While others in the live industry also expressed optimism that things would return to normal after May 6, some on both sides of the border were developing alternatives in case health fears don't subside by then.

John Frias, whose company is promoting a May 9 triple bill of the regional Mexican acts Los Temerarios, K-Paz de la Sierra and Pancho Barraza in Anaheim, Calif., said tickets had been moving briskly as of last weekend.

Still, Frias says he'd be taking note of attendance at Cinco de Mayo celebrations to assess whether he should reschedule his concert, given his target audience of Mexican immigrants and Mexican-Americans, many of whom may have recently traveled south of the border.

"That's going to be a huge indication for us...if we haven't made a decision by then," Frias says.

At press time, top regional Mexican act Banda el Recodo was still expecting to make a scheduled May 3 performance at a festival in San Diego but had canceled its Mexico appearances through May 8. The band's booker Pepe Serrano says his company, which also manages several acts, would likely lose about $250,000 in May due to canceled dates. "The uncertainty is killing us," he says, adding that one way to mitigate the losses would be to book more stateside shows.
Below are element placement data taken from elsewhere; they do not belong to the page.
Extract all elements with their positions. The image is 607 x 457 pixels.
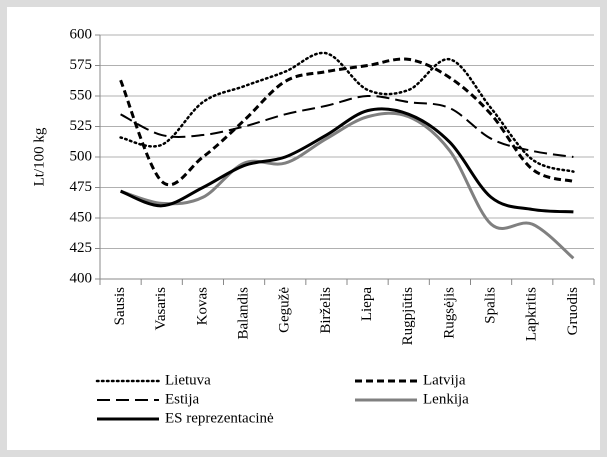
x-tick-label: Gruodis	[565, 287, 581, 335]
y-tick-label: 500	[70, 148, 93, 164]
y-tick-label: 550	[70, 87, 93, 103]
x-tick-label: Liepa	[359, 287, 375, 321]
chart-area	[7, 7, 600, 450]
x-tick-label: Vasaris	[153, 287, 169, 330]
x-tick-label: Spalis	[483, 287, 499, 324]
x-tick-label: Gegužė	[277, 287, 293, 333]
legend-label: Latvija	[423, 372, 466, 388]
y-tick-label: 575	[70, 57, 93, 73]
y-tick-label: 400	[70, 270, 93, 286]
x-tick-label: Rugpjūtis	[400, 287, 416, 346]
y-tick-label: 600	[70, 26, 93, 42]
y-tick-label: 475	[70, 179, 93, 195]
y-tick-label: 525	[70, 118, 93, 134]
series-line	[119, 57, 574, 187]
x-tick-label: Kovas	[194, 287, 210, 325]
series-line	[119, 51, 575, 173]
x-tick-label: Lapkritis	[524, 287, 540, 341]
legend-label: ES reprezentacinė	[165, 410, 274, 426]
series-line	[120, 111, 575, 260]
series-line	[120, 107, 574, 214]
legend-label: Estija	[165, 391, 200, 407]
x-tick-label: Birželis	[318, 287, 334, 334]
legend-label: Lenkija	[423, 391, 469, 407]
x-tick-label: Rugsėjis	[441, 287, 457, 339]
y-tick-label: 450	[70, 209, 93, 225]
series-line	[120, 94, 574, 158]
x-tick-label: Balandis	[236, 287, 252, 340]
y-axis-label: Lt/100 kg	[31, 127, 47, 186]
x-tick-label: Sausis	[112, 287, 128, 326]
y-tick-label: 425	[70, 240, 93, 256]
legend-label: Lietuva	[165, 372, 211, 388]
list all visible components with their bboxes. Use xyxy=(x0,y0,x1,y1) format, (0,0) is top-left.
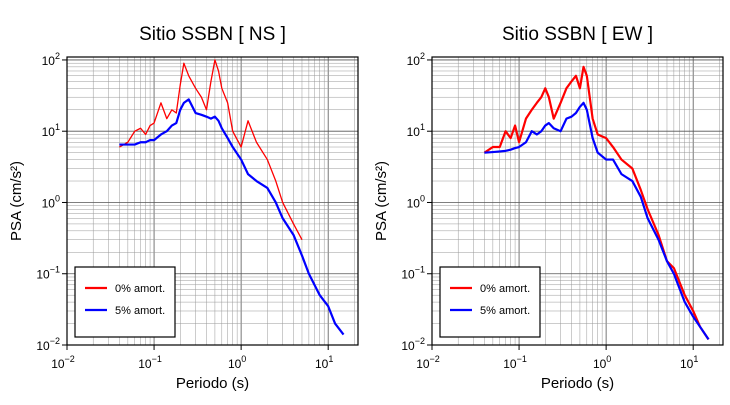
x-axis-label: Periodo (s) xyxy=(176,375,249,392)
tick-label: 100 xyxy=(228,354,246,371)
y-axis-label: PSA (cm/s²) xyxy=(373,161,390,241)
tick-exponent: 2 xyxy=(55,51,60,61)
tick-base: 10 xyxy=(407,196,421,210)
tick-label: 100 xyxy=(593,354,611,371)
tick-base: 10 xyxy=(680,357,694,371)
tick-base: 10 xyxy=(42,125,56,139)
legend-label: 0% amort. xyxy=(115,283,165,295)
tick-label: 10−1 xyxy=(138,354,162,371)
tick-exponent: 0 xyxy=(241,354,246,364)
tick-base: 10 xyxy=(36,339,50,353)
tick-label: 10−2 xyxy=(51,354,75,371)
tick-base: 10 xyxy=(42,196,56,210)
tick-exponent: −1 xyxy=(415,265,425,275)
tick-label: 10−1 xyxy=(36,265,60,282)
tick-base: 10 xyxy=(315,357,329,371)
tick-base: 10 xyxy=(416,357,430,371)
y-axis-label: PSA (cm/s²) xyxy=(8,161,25,241)
tick-exponent: 1 xyxy=(328,354,333,364)
tick-label: 10−2 xyxy=(401,336,425,353)
tick-base: 10 xyxy=(407,54,421,68)
tick-exponent: 0 xyxy=(420,193,425,203)
tick-base: 10 xyxy=(36,268,50,282)
series-line xyxy=(484,101,710,340)
tick-exponent: −2 xyxy=(415,336,425,346)
tick-label: 102 xyxy=(407,51,425,68)
tick-exponent: 1 xyxy=(420,122,425,132)
tick-label: 101 xyxy=(315,354,333,371)
tick-label: 101 xyxy=(407,122,425,139)
legend-label: 0% amort. xyxy=(480,283,530,295)
chart-title: Sitio SSBN [ EW ] xyxy=(502,24,653,45)
legend-box xyxy=(74,266,176,338)
tick-exponent: −2 xyxy=(430,354,440,364)
tick-base: 10 xyxy=(138,357,152,371)
tick-label: 10−2 xyxy=(36,336,60,353)
plot-frame xyxy=(431,56,724,346)
tick-exponent: 0 xyxy=(606,354,611,364)
tick-base: 10 xyxy=(42,54,56,68)
tick-label: 101 xyxy=(680,354,698,371)
tick-exponent: −1 xyxy=(50,265,60,275)
tick-label: 102 xyxy=(42,51,60,68)
tick-exponent: −1 xyxy=(517,354,527,364)
tick-base: 10 xyxy=(503,357,517,371)
tick-base: 10 xyxy=(407,125,421,139)
tick-exponent: 2 xyxy=(420,51,425,61)
tick-base: 10 xyxy=(228,357,242,371)
tick-label: 101 xyxy=(42,122,60,139)
tick-base: 10 xyxy=(51,357,65,371)
legend-label: 5% amort. xyxy=(480,305,530,317)
tick-label: 100 xyxy=(42,193,60,210)
legend-label: 5% amort. xyxy=(115,305,165,317)
tick-label: 10−1 xyxy=(401,265,425,282)
tick-exponent: 1 xyxy=(693,354,698,364)
series-line xyxy=(119,98,345,336)
tick-exponent: −1 xyxy=(152,354,162,364)
plot-frame xyxy=(66,56,359,346)
tick-label: 10−2 xyxy=(416,354,440,371)
tick-base: 10 xyxy=(401,339,415,353)
tick-label: 100 xyxy=(407,193,425,210)
tick-base: 10 xyxy=(593,357,607,371)
tick-exponent: 1 xyxy=(55,122,60,132)
x-axis-label: Periodo (s) xyxy=(541,375,614,392)
series-line xyxy=(119,59,303,241)
series-line xyxy=(483,65,710,340)
tick-exponent: −2 xyxy=(50,336,60,346)
tick-exponent: −2 xyxy=(65,354,75,364)
tick-exponent: 0 xyxy=(55,193,60,203)
chart-title: Sitio SSBN [ NS ] xyxy=(139,24,286,45)
tick-label: 10−1 xyxy=(503,354,527,371)
tick-base: 10 xyxy=(401,268,415,282)
legend-box xyxy=(439,266,541,338)
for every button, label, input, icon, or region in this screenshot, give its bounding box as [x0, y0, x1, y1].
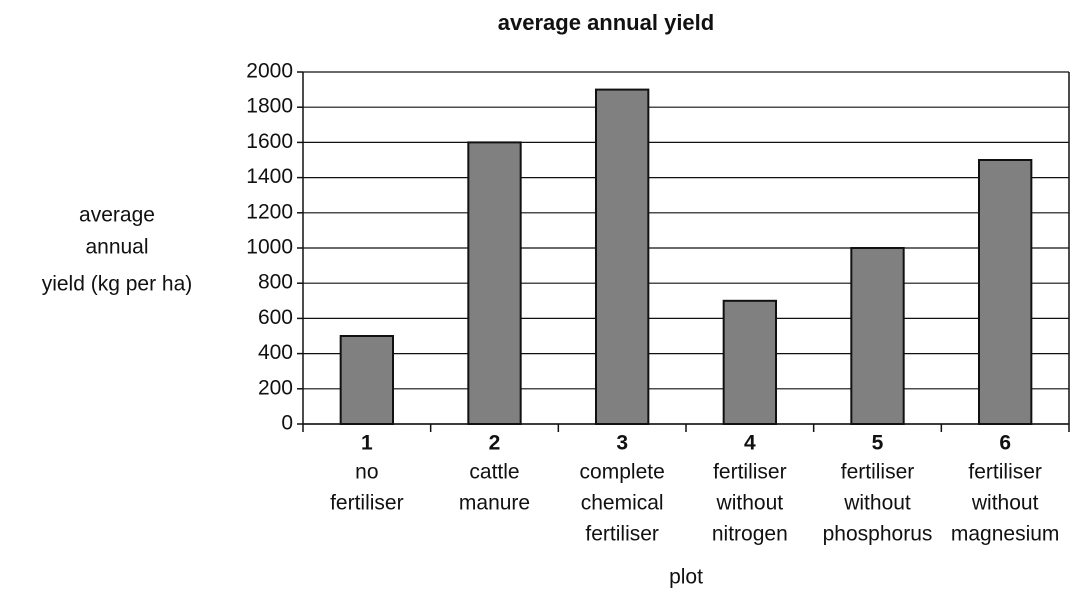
y-tick-label: 600 [258, 306, 293, 329]
x-tick-description: manure [459, 492, 530, 515]
y-tick-label: 1000 [246, 236, 293, 259]
y-tick-label: 400 [258, 341, 293, 364]
bar [850, 247, 905, 425]
x-tick-label: 1 [361, 432, 373, 455]
bar [467, 141, 522, 425]
x-tick-description: cattle [469, 461, 519, 484]
y-axis-label: annual [85, 236, 148, 259]
x-tick-label: 6 [999, 432, 1011, 455]
y-tick-label: 1200 [246, 200, 293, 223]
x-tick-description: fertiliser [841, 461, 915, 484]
x-axis-label: plot [669, 566, 703, 589]
x-tick-description: fertiliser [330, 492, 404, 515]
y-axis-label: average [79, 204, 155, 227]
x-tick-label: 3 [616, 432, 628, 455]
x-tick-description: no [355, 461, 378, 484]
x-tick-description: complete [580, 461, 665, 484]
bar [339, 335, 395, 425]
bar [594, 88, 650, 425]
x-tick-description: without [843, 492, 911, 515]
x-tick-description: chemical [581, 492, 664, 515]
x-tick-description: fertiliser [713, 461, 787, 484]
x-tick-description: without [971, 492, 1039, 515]
y-tick-label: 2000 [246, 60, 293, 83]
y-tick-label: 1800 [246, 95, 293, 118]
y-tick-label: 1600 [246, 130, 293, 153]
x-tick-description: nitrogen [712, 523, 788, 546]
x-tick-label: 4 [744, 432, 756, 455]
y-tick-label: 0 [281, 412, 293, 435]
x-tick-label: 2 [489, 432, 501, 455]
x-tick-description: fertiliser [585, 523, 659, 546]
y-tick-label: 200 [258, 376, 293, 399]
x-tick-description: magnesium [951, 523, 1060, 546]
bar [977, 159, 1033, 425]
y-axis-label: yield (kg per ha) [42, 273, 193, 296]
x-tick-label: 5 [872, 432, 884, 455]
x-tick-description: fertiliser [968, 461, 1042, 484]
y-tick-label: 800 [258, 271, 293, 294]
bar [722, 299, 778, 425]
x-tick-description: phosphorus [823, 523, 933, 546]
chart-title: average annual yield [498, 10, 714, 35]
x-tick-description: without [716, 492, 784, 515]
y-tick-label: 1400 [246, 165, 293, 188]
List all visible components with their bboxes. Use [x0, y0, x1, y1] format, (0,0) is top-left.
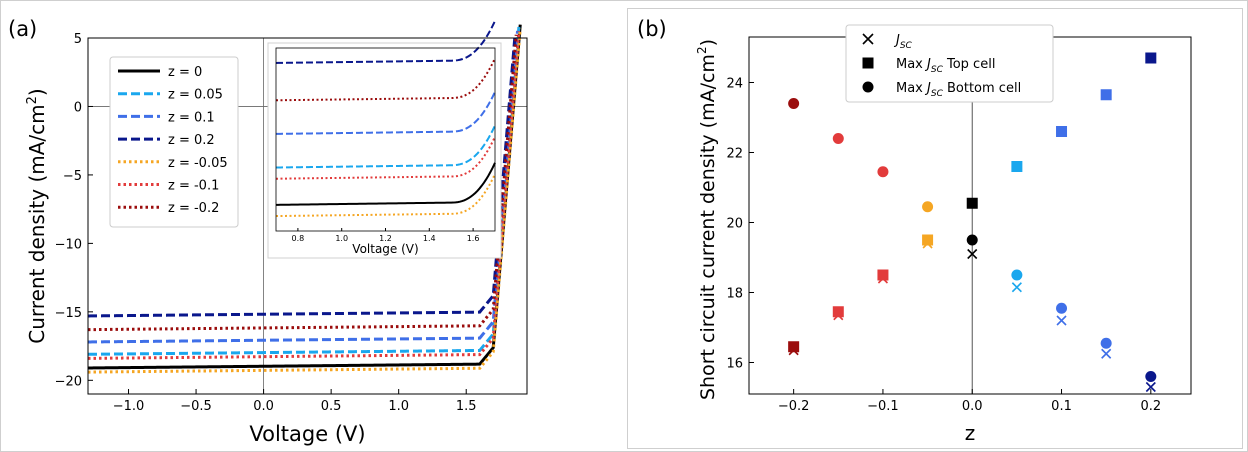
b-legend-marker-1: [862, 57, 874, 69]
bottom-cell-marker-8: [1145, 371, 1157, 382]
x-axis-label: Voltage (V): [249, 422, 365, 446]
top-cell-marker-5: [1011, 161, 1023, 172]
inset-x-tick-label-1: 1.0: [335, 234, 348, 243]
y-axis-label: Current density (mA/cm2): [25, 88, 49, 343]
inset-series-line-0: [275, 162, 496, 206]
inset-x-tick-label-3: 1.4: [423, 234, 436, 243]
panel-b-frame: [627, 8, 1243, 449]
series-line-0: [87, 24, 522, 370]
top-cell-marker-4: [966, 197, 978, 209]
jsc-marker-4: [967, 248, 978, 260]
y-tick-label-5: −20: [55, 374, 82, 389]
inset-series-line-3: [275, 20, 496, 64]
jsc-marker-8: [1145, 381, 1156, 393]
b-x-tick-label-3: 0.1: [1051, 399, 1072, 414]
top-cell-marker-6: [1056, 126, 1068, 137]
b-y-tick-label-2: 20: [726, 217, 743, 232]
inset-background: [267, 42, 502, 259]
panel-b-chart: −0.2 −0.1 0.0 0.1 0.2 16 18 20 22 24 z Short circui…: [627, 8, 1243, 449]
top-cell-marker-2: [877, 269, 889, 281]
x-tick-label-3: 0.5: [321, 399, 342, 414]
inset-x-tick-label-2: 1.2: [379, 234, 392, 243]
x-tick-label-0: −1.0: [113, 399, 145, 414]
b-x-tick-label-4: 0.2: [1140, 399, 1161, 414]
inset-x-tick-label-4: 1.6: [467, 234, 480, 243]
top-cell-marker-8: [1145, 52, 1157, 64]
top-cell-marker-0: [788, 341, 800, 353]
legend-label-5: z = -0.1: [168, 179, 219, 194]
b-y-tick-label-3: 22: [726, 147, 743, 162]
b-y-tick-label-1: 18: [726, 287, 743, 302]
series-line-5: [87, 31, 521, 360]
bottom-cell-marker-0: [788, 98, 800, 109]
bottom-cell-marker-4: [966, 234, 978, 246]
series-line-1: [87, 26, 521, 356]
inset-series-line-2: [275, 91, 496, 135]
y-tick-label-1: 0: [74, 100, 82, 115]
b-y-tick-label-4: 24: [726, 77, 743, 92]
inset-series-line-6: [275, 57, 496, 102]
legend-label-3: z = 0.2: [168, 133, 215, 148]
b-x-tick-label-1: −0.1: [867, 399, 899, 414]
panel-b-label: (b): [637, 17, 667, 41]
b-y-axis-label: Short circuit current density (mA/cm2): [695, 39, 719, 400]
x-tick-label-4: 1.0: [388, 399, 409, 414]
inset-series-line-5: [275, 136, 496, 180]
legend-label-2: z = 0.1: [168, 110, 215, 125]
b-y-tick-label-0: 16: [726, 357, 743, 372]
top-cell-marker-3: [922, 234, 934, 246]
x-tick-label-5: 1.5: [456, 399, 477, 414]
legend-label-6: z = -0.2: [168, 201, 219, 216]
series-line-3: [87, 37, 517, 318]
bottom-cell-marker-7: [1100, 337, 1112, 349]
series-line-2: [87, 30, 520, 344]
y-tick-label-3: −10: [55, 237, 82, 252]
bottom-cell-marker-5: [1011, 269, 1023, 281]
inset-series-line-4: [275, 173, 496, 218]
b-legend-label-1: Max JSC Top cell: [896, 57, 995, 75]
b-legend-box: [845, 24, 1054, 103]
plot-frame-a: [87, 37, 528, 395]
legend-label-0: z = 0: [168, 65, 202, 80]
inset-x-tick-label-0: 0.8: [292, 234, 305, 243]
top-cell-marker-7: [1100, 89, 1112, 101]
panel-a-chart: −1.0 −0.5 0.0 0.5 1.0 1.5 5 0 −5 −10 −15 −20 Voltage…: [25, 20, 528, 446]
y-tick-label-4: −15: [55, 306, 82, 321]
bottom-cell-marker-3: [922, 201, 934, 213]
top-cell-marker-1: [832, 306, 844, 318]
bottom-cell-marker-2: [877, 166, 889, 178]
b-x-axis-label: z: [965, 421, 976, 445]
legend-label-4: z = -0.05: [168, 156, 228, 171]
bottom-cell-marker-1: [832, 133, 844, 144]
y-tick-label-0: 5: [74, 32, 82, 47]
jsc-marker-6: [1056, 315, 1067, 326]
b-x-tick-label-0: −0.2: [778, 399, 810, 414]
jsc-marker-7: [1101, 348, 1112, 359]
x-tick-label-1: −0.5: [180, 399, 212, 414]
bottom-cell-marker-6: [1056, 302, 1068, 314]
x-tick-label-2: 0.0: [253, 399, 274, 414]
b-legend-label-0: JSC: [893, 33, 913, 51]
b-legend-label-2: Max JSC Bottom cell: [896, 81, 1021, 99]
inset-series-line-1: [275, 125, 496, 169]
b-legend-marker-0: [862, 33, 874, 45]
b-legend-marker-2: [862, 81, 874, 93]
legend-label-1: z = 0.05: [168, 88, 223, 103]
jsc-marker-5: [1011, 282, 1022, 293]
inset-x-axis-label: Voltage (V): [352, 242, 418, 256]
panel-a-label: (a): [8, 17, 37, 41]
y-tick-label-2: −5: [63, 169, 82, 184]
series-line-4: [87, 28, 522, 374]
b-x-tick-label-2: 0.0: [962, 399, 983, 414]
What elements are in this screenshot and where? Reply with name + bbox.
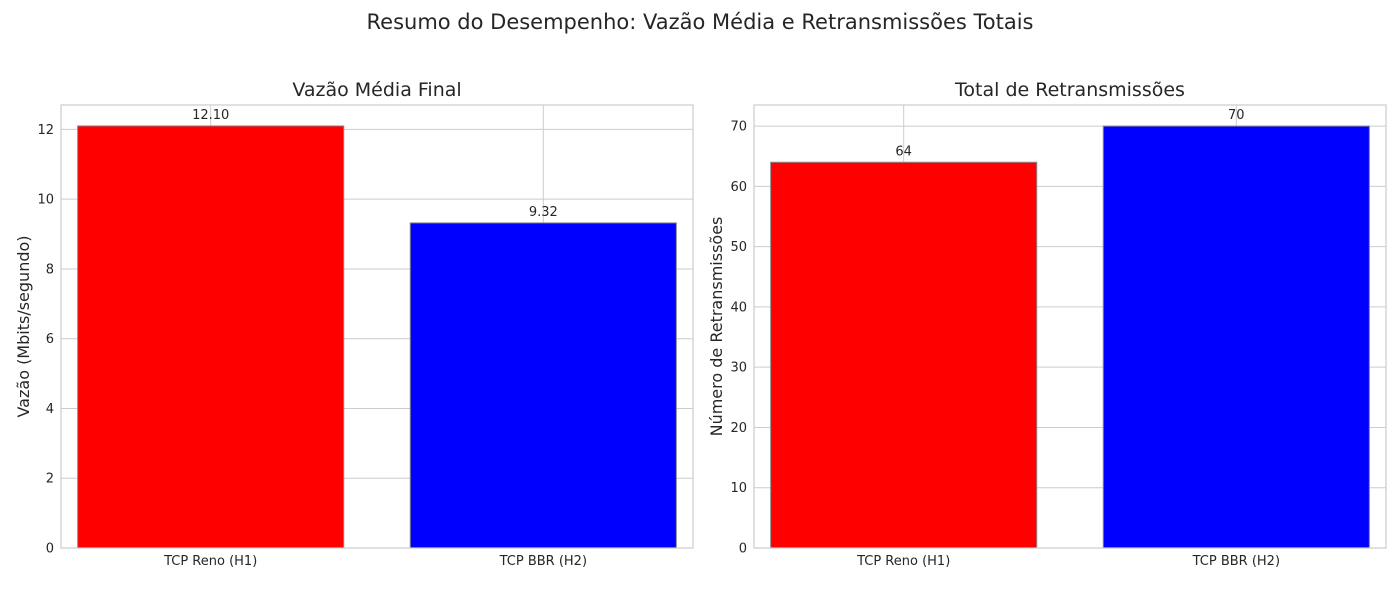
retransmissions-chart: 0 10 20 30 40 50 60 70 64 70 TCP Reno (H1) TCP BBR … [707, 79, 1387, 569]
y-tick-label: 8 [46, 262, 54, 277]
y-tick-label: 0 [739, 542, 747, 557]
x-tick-label: TCP Reno (H1) [856, 554, 950, 569]
y-tick-label: 2 [46, 472, 54, 487]
bar [409, 222, 677, 549]
x-tick-label: TCP Reno (H1) [163, 554, 257, 569]
bar-value-label: 12.10 [192, 108, 229, 123]
y-tick-label: 20 [730, 421, 747, 436]
bar [770, 161, 1038, 549]
subplot-title: Total de Retransmissões [954, 79, 1185, 101]
y-tick-label: 60 [730, 180, 747, 195]
bar-value-label: 70 [1228, 108, 1245, 123]
throughput-chart: 0 2 4 6 8 10 12 12.10 9.32 TCP Reno (H1) TCP BBR (… [14, 79, 694, 569]
y-tick-label: 40 [730, 300, 747, 315]
y-tick-label: 50 [730, 240, 747, 255]
axes-frame [753, 104, 1387, 549]
y-tick-label: 10 [37, 193, 54, 208]
y-tick-label: 0 [46, 542, 54, 557]
bar-value-label: 64 [895, 144, 912, 159]
y-tick-label: 12 [37, 123, 54, 138]
axes-frame [60, 104, 694, 549]
y-axis-label: Número de Retransmissões [707, 217, 726, 437]
x-tick-label: TCP BBR (H2) [499, 554, 587, 569]
bar [1102, 125, 1370, 549]
subplot-title: Vazão Média Final [292, 79, 461, 101]
y-tick-label: 6 [46, 332, 54, 347]
y-tick-label: 70 [730, 120, 747, 135]
y-tick-label: 4 [46, 402, 54, 417]
figure-title: Resumo do Desempenho: Vazão Média e Retr… [366, 10, 1034, 34]
y-tick-label: 10 [730, 481, 747, 496]
y-tick-label: 30 [730, 361, 747, 376]
y-axis-label: Vazão (Mbits/segundo) [14, 235, 33, 417]
x-tick-label: TCP BBR (H2) [1192, 554, 1280, 569]
bar [77, 125, 345, 549]
bar-value-label: 9.32 [529, 205, 558, 220]
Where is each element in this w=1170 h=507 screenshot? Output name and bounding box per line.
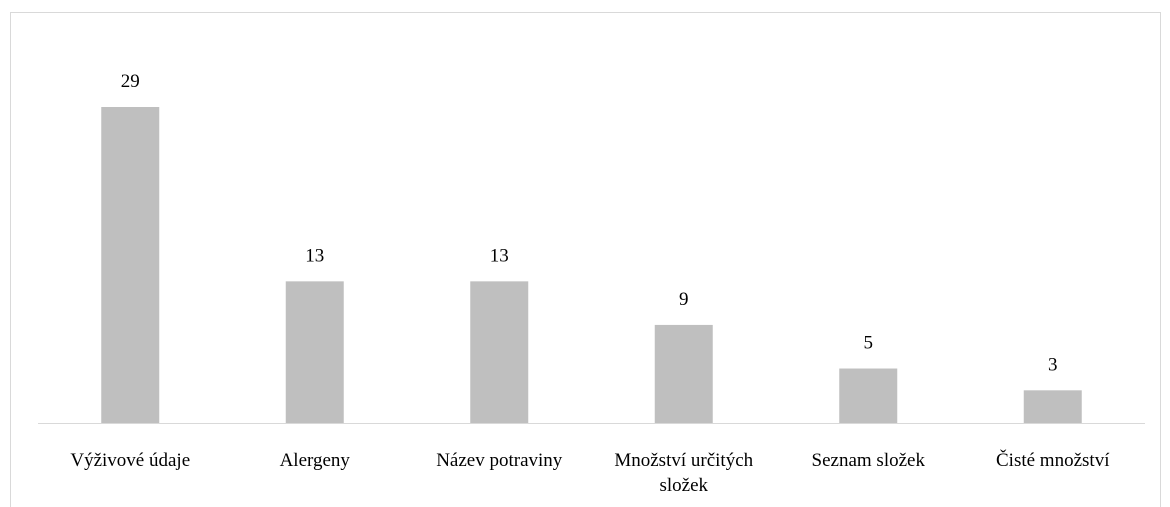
x-tick-label: Alergeny <box>279 450 350 471</box>
bar <box>470 281 529 423</box>
x-tick-label: Čisté množství <box>996 450 1110 471</box>
data-label: 29 <box>121 71 140 92</box>
bar <box>285 281 344 423</box>
data-label: 5 <box>864 333 874 354</box>
x-tick-label: Název potraviny <box>436 450 563 471</box>
chart-frame <box>10 12 1161 507</box>
bar <box>1023 390 1082 423</box>
x-tick-label: Seznam složek <box>811 450 925 471</box>
bar <box>654 324 713 423</box>
data-label: 3 <box>1048 354 1058 375</box>
x-tick-label: Výživové údaje <box>70 450 191 471</box>
bar <box>101 107 160 423</box>
data-label: 13 <box>490 245 509 266</box>
x-tick-label: Množství určitých složek <box>614 450 754 496</box>
bar <box>839 368 898 423</box>
data-label: 9 <box>679 289 689 310</box>
data-label: 13 <box>305 245 324 266</box>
Promoters tend to carry expensive cancellation insurance for large international tours, while they don't for most other shows. Still, "there are always clauses in the contracts for unforeseen events," says Pablo Vega, manager of the Chilean pop group Kudai, which plans to reschedule some upcoming dates in Cancun. Vega notes that promoters take the biggest hit with cancellations and postponements, having already put up money to promote the original dates.

Chris del Rey, producer of a May 3 Cinco de Mayo music festival in South El Monte, Calif., sponsored by KBUE/KBUA (La Que Buena) Los Angeles was heartened by the strong turnout at L.A.'s Fiesta Broadway a week earlier. Del Rey noted that a free all-day concert featuring top acts and full-size product samples from grocery sponsors may attract more families than ever in an economic crisis.

"If anything," del Rey says, "they need an outlet with all this bad news."